Czy może być coś gorszego od posiadania dzieci? Może!

Czy może być coś gorszego od posiadania dzieci? Może!

Ostatnio wkurzyłam się na siebie jak pies na sąsiada! Bo niby taka jestem wyszczekana, a kiedy przyszło co do czego, to mnie zatkało! Dosłownie. Zapomniałam języka w gębie. Chyba ugrzązł mi w napoleonce, którą bezkarnie akurat pochłaniałam. A zaczęło się niewinnie. W mojej ulubionej kawiarni (tyję na samo wspomnienie), rozmawiałam ze znajomą, która nie chce mieć dzieci. I ja to szanuję. Spoko, jej wybór. Ale ona chyba tego, że ja CHCĘ mieć dzieci i to jak najwięcej, zasadniczo nie szanuje, bo podczas rozmowy postanowiła mnie uświadomić, że moja droga życiowa to najgorsza opcja z możliwych („Ja na twoim miejscu czułabym się zniewolona”, bo „z najnowszych badań wynika, że macierzyństwo blokuje samorozwój”, a poza tym „to już sama chęć komplikowania sobie życia dzieckiem, jest irracjonalna i według bla, bla, bla, silne jednostki nie potrzebują UCIEKAĆ W DZIECI”). No zabrakło mi języka w gębie wiesz? Musiałam sobie to wszystko ułożyć. I ułożyłam i wiesz co? Tak naprawdę znam milion rzeczy, które są gorsze od posiadania dzieci, ale streszczę się do 5, żeby zdążyć przed czterdziestką :)

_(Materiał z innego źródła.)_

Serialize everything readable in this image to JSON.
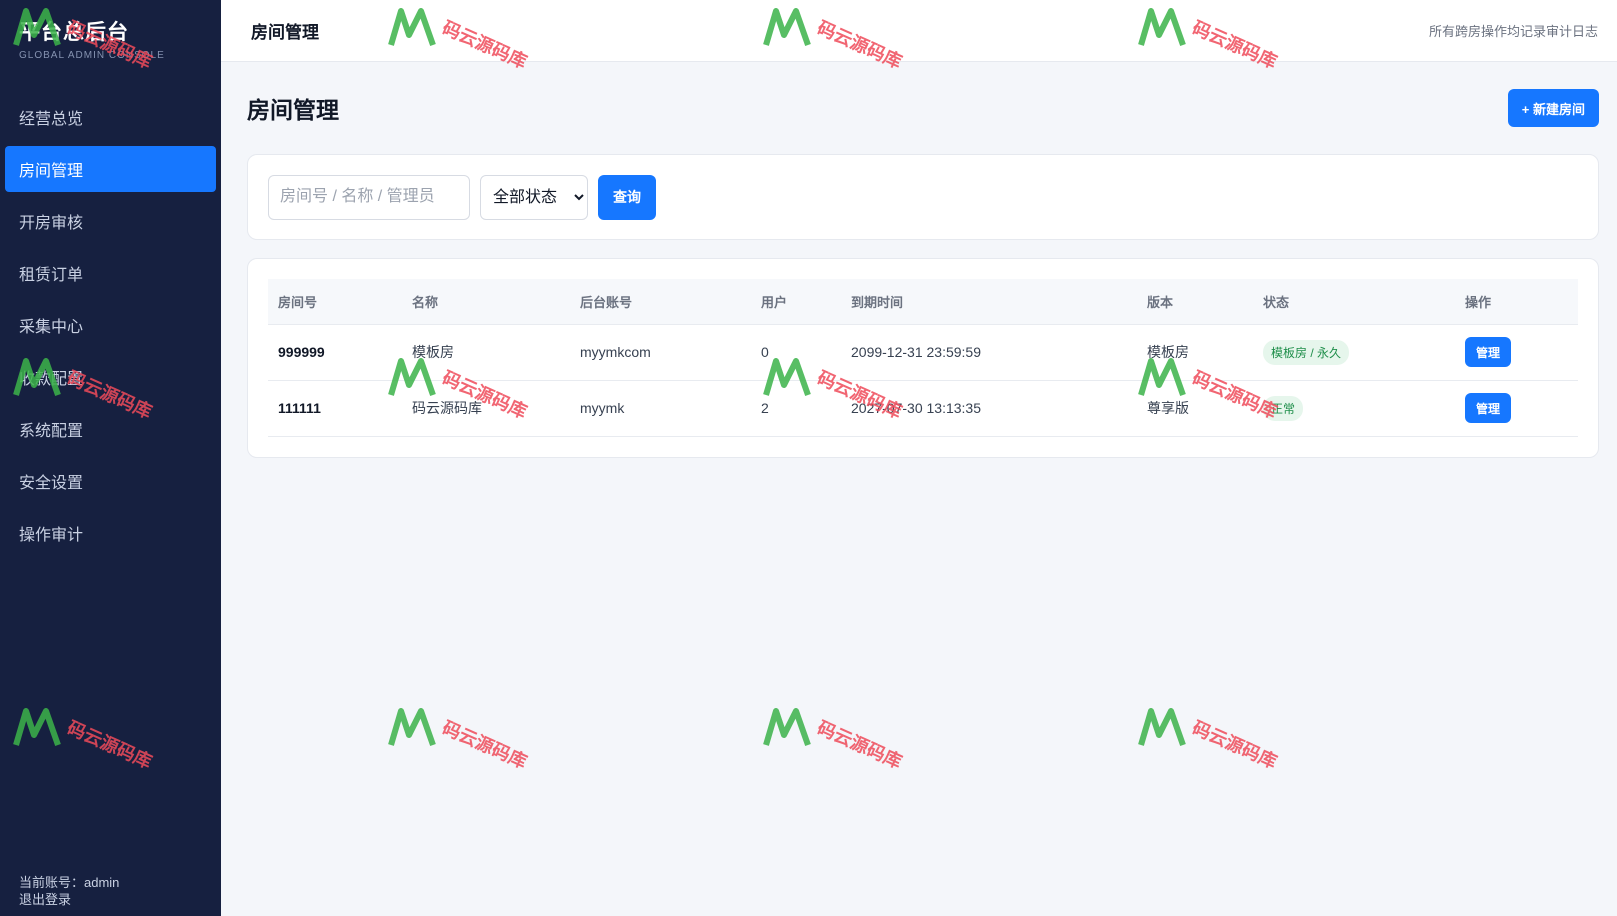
{
  "sidebar": {
    "brand_title": "平台总后台",
    "brand_sub": "GLOBAL ADMIN CONSOLE",
    "items": [
      {
        "label": "经营总览",
        "active": false
      },
      {
        "label": "房间管理",
        "active": true
      },
      {
        "label": "开房审核",
        "active": false
      },
      {
        "label": "租赁订单",
        "active": false
      },
      {
        "label": "采集中心",
        "active": false
      },
      {
        "label": "收款配置",
        "active": false
      },
      {
        "label": "系统配置",
        "active": false
      },
      {
        "label": "安全设置",
        "active": false
      },
      {
        "label": "操作审计",
        "active": false
      }
    ],
    "current_account": "当前账号：admin",
    "logout": "退出登录"
  },
  "topbar": {
    "title": "房间管理",
    "note": "所有跨房操作均记录审计日志"
  },
  "page": {
    "title": "房间管理",
    "new_room_button": "+ 新建房间"
  },
  "filter": {
    "search_placeholder": "房间号 / 名称 / 管理员",
    "status_selected": "全部状态",
    "query_button": "查询"
  },
  "table": {
    "headers": [
      "房间号",
      "名称",
      "后台账号",
      "用户",
      "到期时间",
      "版本",
      "状态",
      "操作"
    ],
    "rows": [
      {
        "room_no": "999999",
        "name": "模板房",
        "account": "myymkcom",
        "users": "0",
        "expire": "2099-12-31 23:59:59",
        "edition": "模板房",
        "status": "模板房 / 永久",
        "action": "管理"
      },
      {
        "room_no": "111111",
        "name": "码云源码库",
        "account": "myymk",
        "users": "2",
        "expire": "2027-07-30 13:13:35",
        "edition": "尊享版",
        "status": "正常",
        "action": "管理"
      }
    ]
  },
  "watermark": {
    "text": "码云源码库"
  },
  "colors": {
    "sidebar_bg": "#162040",
    "accent": "#1677ff",
    "badge_bg": "#e6f6ec",
    "badge_text": "#1e8e4a",
    "page_bg": "#f4f6fa"
  }
}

• Powroty z pracy do domu, w którym jest idealnie czysto i cicho, ale nikt nie majta Ci przed oczami transparentem z koślawo wymalowanym serduszkiem, nikt nie zapyta „Jesteś zmęczona, mamusiu?”, nikt nie zarazi niepohamowanym śmiechem, ani nie wyrzuci na podłogę setki resoraków, żeby znaleźć ten jeden ulubiony, na widok którego ucieszy się jak wiewiórka z orzecha. Nikt nie wkurzy Cię i nie rozczuli jednocześnie, akurat kiedy łapiesz emocjonalną zawiechę. I nikt nie czeka na Ciebie z takim zaangażowaniem, jakby od tego miały zależeć losy całej ludzkości.

• Spacery po lesie, w trakcie których nie zobaczysz najpiękniejszego grzyba świata, jak nic zarażonego ospą, stanowiącego doskonałą bazę do zupy z kategorii „ostatni posiłek w życiu”. Nie usłyszysz, co wygaduje echo, kiedy nie śpi, bo ktoś wrzeszczy mu do ucha imiona swoich ulubionych pluszaków. Nie przekonasz się, jak głęboko można wpaść w kałużę, która wydawała się małą łezką leśnego smoka. I nie pokonasz dwustu metrów sprintem, żeby uciec przed straszną muchą (miała taaaakie duże oczy) próbującą wylądować na czyimś słodkim nosku.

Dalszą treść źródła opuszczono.